A recent article in the NY Times raised the point in 2014 that ‘Syria’s government couldn’t respond to a prolonged drought when there was a Syrian Government. So imagine what could happen if Syria is faced by another drought after much of its infrastructure has been ravaged by civil war’. 4.8 million people have fled Syria since the civil war began, whilst another 6.6 million are internally displaced. The country currently is in disrepair with little hope of an end to the conflict coming soon. Kelley noted in his paper that droughts such as those experienced in Syria are now more than twice as likely in the Eastern Mediterranean due to human induced climate change. It does not seem that we will need to imagine much longer.

Where does it come from and where does it go?

 It takes 150 gallons of water to produce a single loaf of bread and almost 40,000 gallons to produce a car. In short, fresh water is essential to life on Earth, with agricultural, industrial and public use the three main areas of consumption. Looking at a simple map of the Earth it is clear that water is an abundant resource although only 2.5% of this is fresh water (fresh water is defined as water with less than 500 parts per million of dissolved salts) and fit for use in the previously mentioned activities. Most fresh water exists as glaciers and ice caps in the Antarctic and Arctic circles meaning it is unable to be exploited. Another 30% occurs as groundwater which is often hard to access. That means only roughly a quarter of fresh water used on Earth comes from groundwater sources. This leaves around 0.03% of the total global water supply available to humans at the surface. Of that number 69% of this exists as snow, ice and permafrost meaning only around 21% remains as lakes and rivers, the most obvious source of fresh water.
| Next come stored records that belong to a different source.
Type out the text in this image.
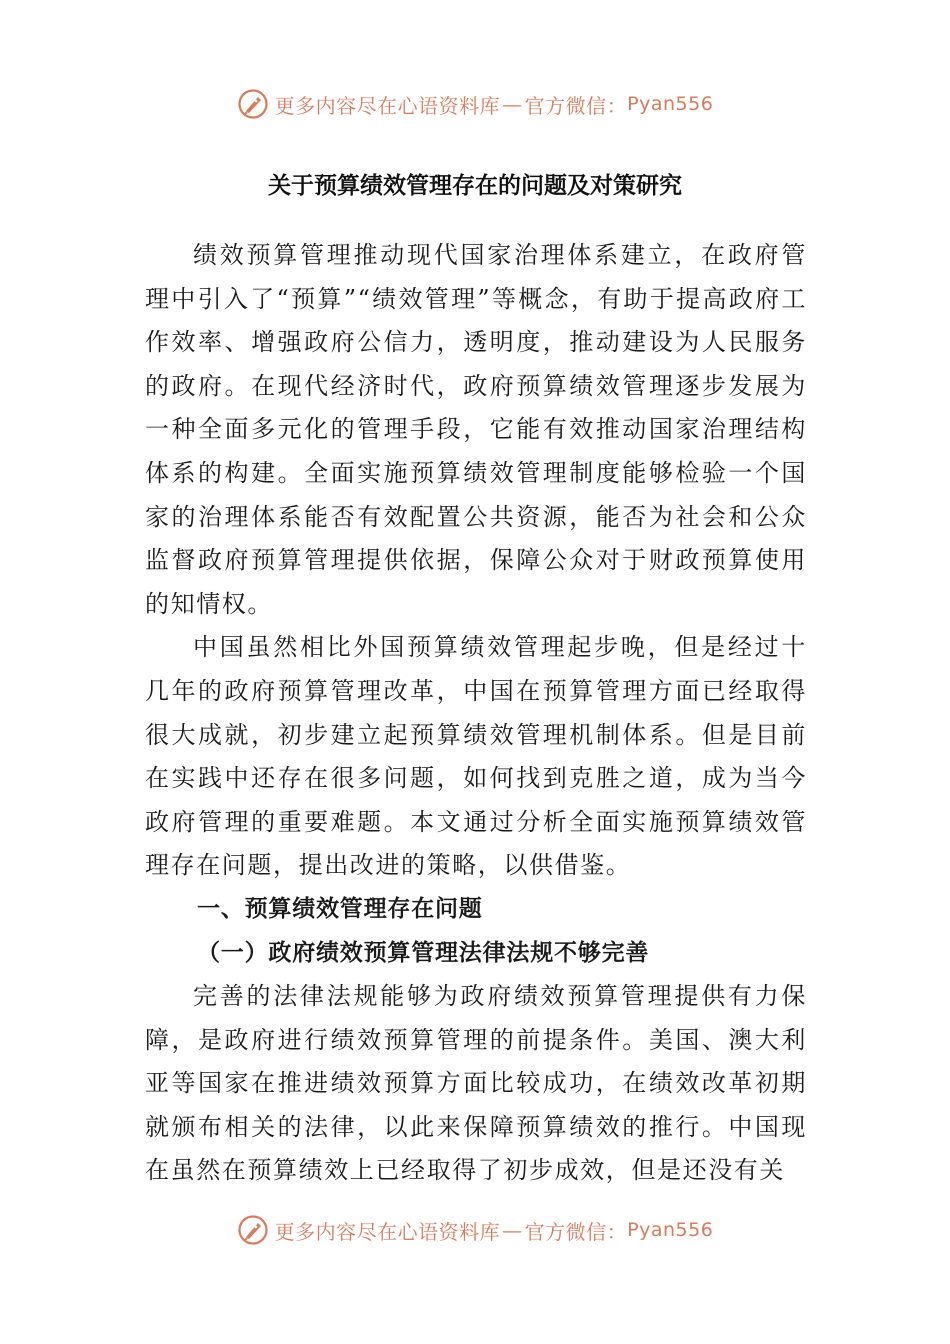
更多内容尽在心语资料库 — 官方微信： Pyan556
关于预算绩效管理存在的问题及对策研究

绩效预算管理推动现代国家治理体系建立，在政府管理中引入了“预算”“绩效管理”等概念，有助于提高政府工作效率、增强政府公信力，透明度，推动建设为人民服务的政府。在现代经济时代，政府预算绩效管理逐步发展为一种全面多元化的管理手段，它能有效推动国家治理结构体系的构建。全面实施预算绩效管理制度能够检验一个国家的治理体系能否有效配置公共资源，能否为社会和公众监督政府预算管理提供依据，保障公众对于财政预算使用的知情权。

中国虽然相比外国预算绩效管理起步晚，但是经过十几年的政府预算管理改革，中国在预算管理方面已经取得很大成就，初步建立起预算绩效管理机制体系。但是目前在实践中还存在很多问题，如何找到克胜之道，成为当今政府管理的重要难题。本文通过分析全面实施预算绩效管理存在问题，提出改进的策略，以供借鉴。

一、预算绩效管理存在问题
（一）政府绩效预算管理法律法规不够完善

完善的法律法规能够为政府绩效预算管理提供有力保障，是政府进行绩效预算管理的前提条件。美国、澳大利亚等国家在推进绩效预算方面比较成功，在绩效改革初期就颁布相关的法律，以此来保障预算绩效的推行。中国现在虽然在预算绩效上已经取得了初步成效，但是还没有关

更多内容尽在心语资料库 — 官方微信： Pyan556
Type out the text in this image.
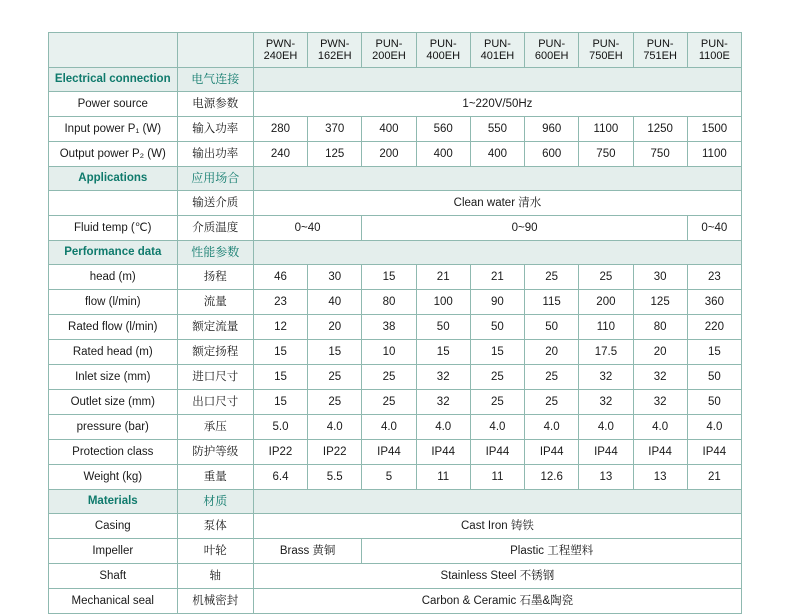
		PWN-240EH	PWN-162EH	PUN-200EH	PUN-400EH	PUN-401EH	PUN-600EH	PUN-750EH	PUN-751EH	PUN-1100E
Electrical connection	电气连接									
Power source	电源参数	1~220V/50Hz								
Input power P₁ (W)	输入功率	280	370	400	560	550	960	1100	1250	1500
Output power P₂ (W)	输出功率	240	125	200	400	400	600	750	750	1100
Applications	应用场合									
	输送介质	Clean water 清水								
Fluid temp (℃)	介质温度	0~40		0~90						0~40
Performance data	性能参数									
head (m)	扬程	46	30	15	21	21	25	25	30	23
flow (l/min)	流量	23	40	80	100	90	115	200	125	360
Rated flow (l/min)	额定流量	12	20	38	50	50	50	110	80	220
Rated head (m)	额定扬程	15	15	10	15	15	20	17.5	20	15
Inlet size (mm)	进口尺寸	15	25	25	32	25	25	32	32	50
Outlet size (mm)	出口尺寸	15	25	25	32	25	25	32	32	50
pressure (bar)	承压	5.0	4.0	4.0	4.0	4.0	4.0	4.0	4.0	4.0
Protection class	防护等级	IP22	IP22	IP44	IP44	IP44	IP44	IP44	IP44	IP44
Weight (kg)	重量	6.4	5.5	5	11	11	12.6	13	13	21
Materials	材质									
Casing	泵体	Cast Iron 铸铁								
Impeller	叶轮	Brass 黄铜		Plastic 工程塑料						
Shaft	轴	Stainless Steel 不锈钢								
Mechanical seal	机械密封	Carbon & Ceramic 石墨&陶瓷								
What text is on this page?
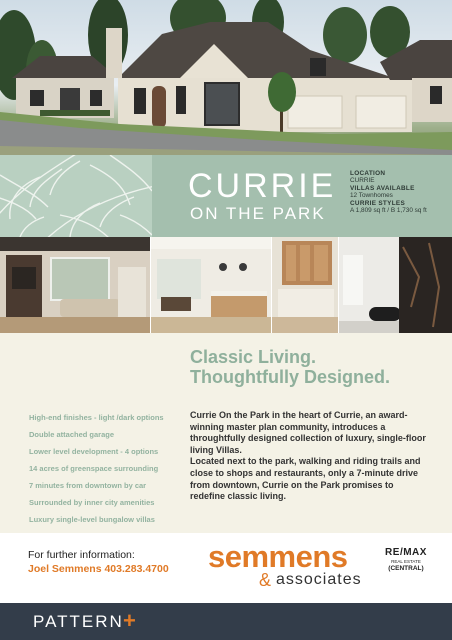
CURRIE
ON THE PARK
LOCATION
CURRIE
VILLAS AVAILABLE
12 Townhomes
CURRIE STYLES
A 1,809 sq ft / B 1,730 sq ft
Classic Living.
Thoughtfully Designed.
High-end finishes - light /dark options
Double attached garage
Lower level development - 4 options
14 acres of greenspace surrounding
7 minutes from downtown by car
Surrounded by inner city amenities
Luxury single-level bungalow villas
Currie On the Park in the heart of Currie, an award-winning master plan community, introduces a throughtfully designed collection of luxury, single-floor living Villas.
Located next to the park, walking and riding trails and close to shops and restaurants, only a 7-minute drive from downtown, Currie on the Park promises to redefine classic living.
For further information:
Joel Semmens 403.283.4700 semmens
& associates
RE/MAX
REAL ESTATE
(CENTRAL)
PATTERN +
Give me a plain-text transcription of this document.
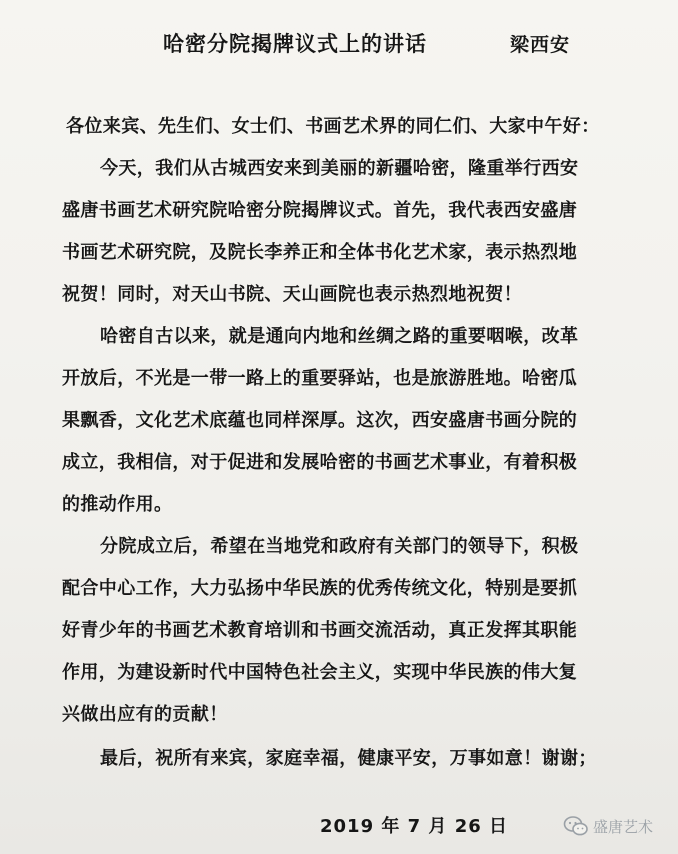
哈密分院揭牌议式上的讲话	梁西安
各位来宾、先生们、女士们、书画艺术界的同仁们、大家中午好：
今天，我们从古城西安来到美丽的新疆哈密，隆重举行西安
盛唐书画艺术研究院哈密分院揭牌议式。首先，我代表西安盛唐
书画艺术研究院，及院长李养正和全体书化艺术家，表示热烈地
祝贺！同时，对天山书院、天山画院也表示热烈地祝贺！
哈密自古以来，就是通向内地和丝绸之路的重要咽喉，改革
开放后，不光是一带一路上的重要驿站，也是旅游胜地。哈密瓜
果飘香，文化艺术底蕴也同样深厚。这次，西安盛唐书画分院的
成立，我相信，对于促进和发展哈密的书画艺术事业，有着积极
的推动作用。
分院成立后，希望在当地党和政府有关部门的领导下，积极
配合中心工作，大力弘扬中华民族的优秀传统文化，特别是要抓
好青少年的书画艺术教育培训和书画交流活动，真正发挥其职能
作用，为建设新时代中国特色社会主义，实现中华民族的伟大复
兴做出应有的贡献！
最后，祝所有来宾，家庭幸福，健康平安，万事如意！谢谢；
2019 年 7 月 26 日	盛唐艺术
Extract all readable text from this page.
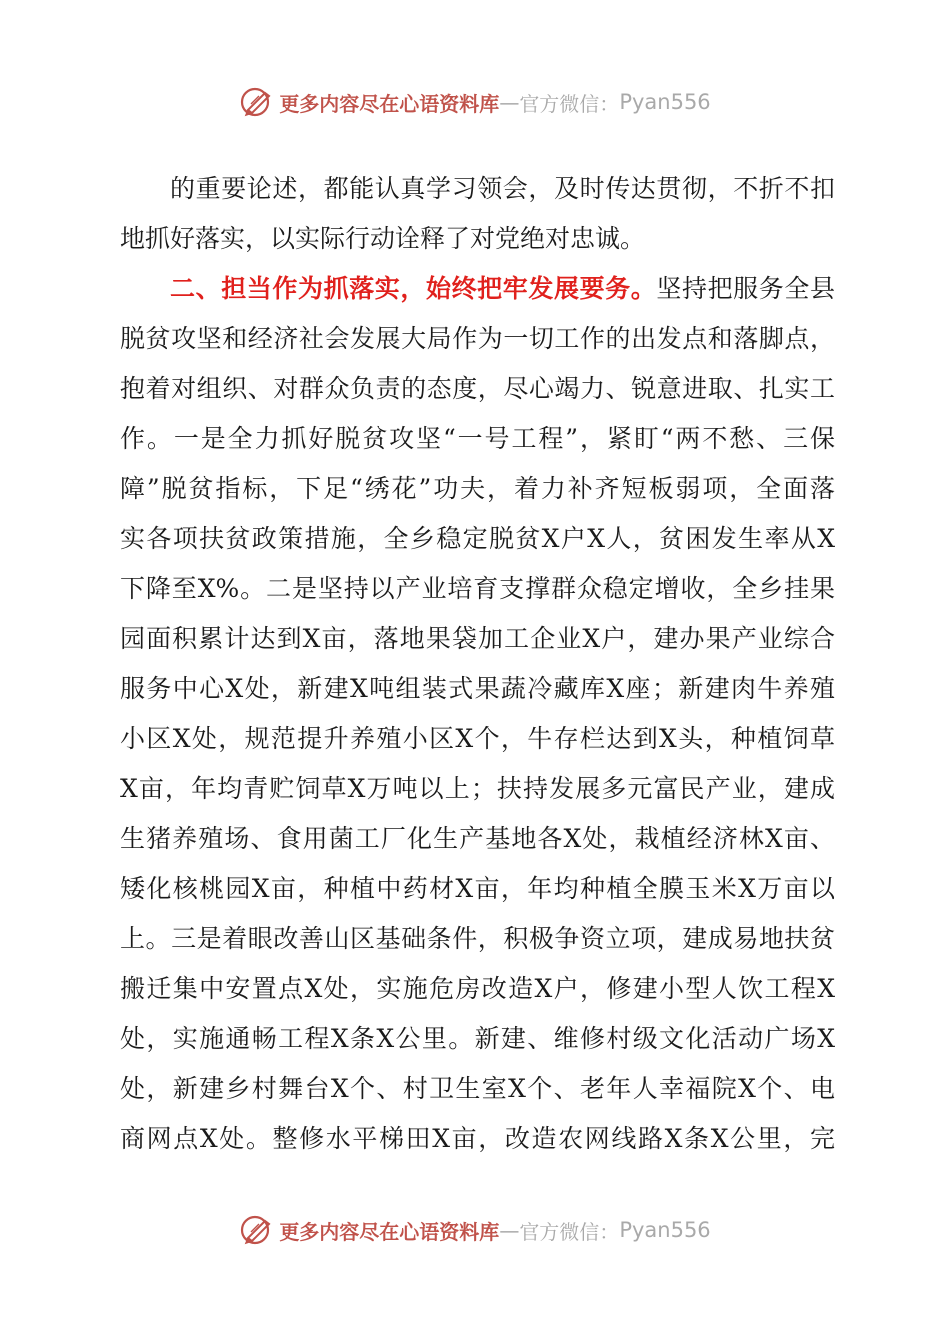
更多内容尽在心语资料库 — 官方微信： Pyan556
的重要论述，都能认真学习领会，及时传达贯彻，不折不扣
地抓好落实，以实际行动诠释了对党绝对忠诚。
二、担当作为抓落实，始终把牢发展要务。坚持把服务全县
脱贫攻坚和经济社会发展大局作为一切工作的出发点和落脚点，
抱着对组织、对群众负责的态度，尽心竭力、锐意进取、扎实工
作。一是全力抓好脱贫攻坚“一号工程”，紧盯“两不愁、三保
障”脱贫指标，下足“绣花”功夫，着力补齐短板弱项，全面落
实各项扶贫政策措施，全乡稳定脱贫X户X人，贫困发生率从X
下降至X%。二是坚持以产业培育支撑群众稳定增收，全乡挂果
园面积累计达到X亩，落地果袋加工企业X户，建办果产业综合
服务中心X处，新建X吨组装式果蔬冷藏库X座；新建肉牛养殖
小区X处，规范提升养殖小区X个，牛存栏达到X头，种植饲草
X亩，年均青贮饲草X万吨以上；扶持发展多元富民产业，建成
生猪养殖场、食用菌工厂化生产基地各X处，栽植经济林X亩、
矮化核桃园X亩，种植中药材X亩，年均种植全膜玉米X万亩以
上。三是着眼改善山区基础条件，积极争资立项，建成易地扶贫
搬迁集中安置点X处，实施危房改造X户，修建小型人饮工程X
处，实施通畅工程X条X公里。新建、维修村级文化活动广场X
处，新建乡村舞台X个、村卫生室X个、老年人幸福院X个、电
商网点X处。整修水平梯田X亩，改造农网线路X条X公里，完
更多内容尽在心语资料库 — 官方微信： Pyan556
Currently, around 70% of globally accessible water is used for agriculture, although this increases in more arid areas, or countries where agriculture makes up a more significant proportion of the economy. The figure stands at around 20% for industry, although that rises to over 50% in industrialised nations.

The UN predicts a global population of 9.7 billion people by 2050. This, in turn will bring about a huge increase in demand for food, general products such as cars and clothes, and energy, all of which use vast amounts of water. However we are already exploiting our fresh water resources at a rate many may conceive as unsustainable, as it was shown in 2015 that 21 of the world’s largest 37 aquifers (a body of permeable rock that stores groundwater) were being depleted faster than they were naturally refilled by the hydrological cycle (Richey et al., 2015). Likewise, numerous large rivers such as the Colorado River and the Amu Darya (which used to feed the Aral Sea – now 10% of its original size) are no longer reaching the sea because their flow levels have been reduced so severely due to being over tapped.

Earth’s freshwater resources are unevenly distributed and currently almost one in 10 people ‘lack access to improved drinking water sources’. As the Earth's population increases and climate change continues to take effect, we can expect a growing challenge to humanity to ensure that developing countries and arid regions, where fresh water is economically and physically sparse, are able to access clean and safe water. 

This blog will aim to explore various issues regarding water scarcity, and the varying consequences of this problem as well as how it is tackled.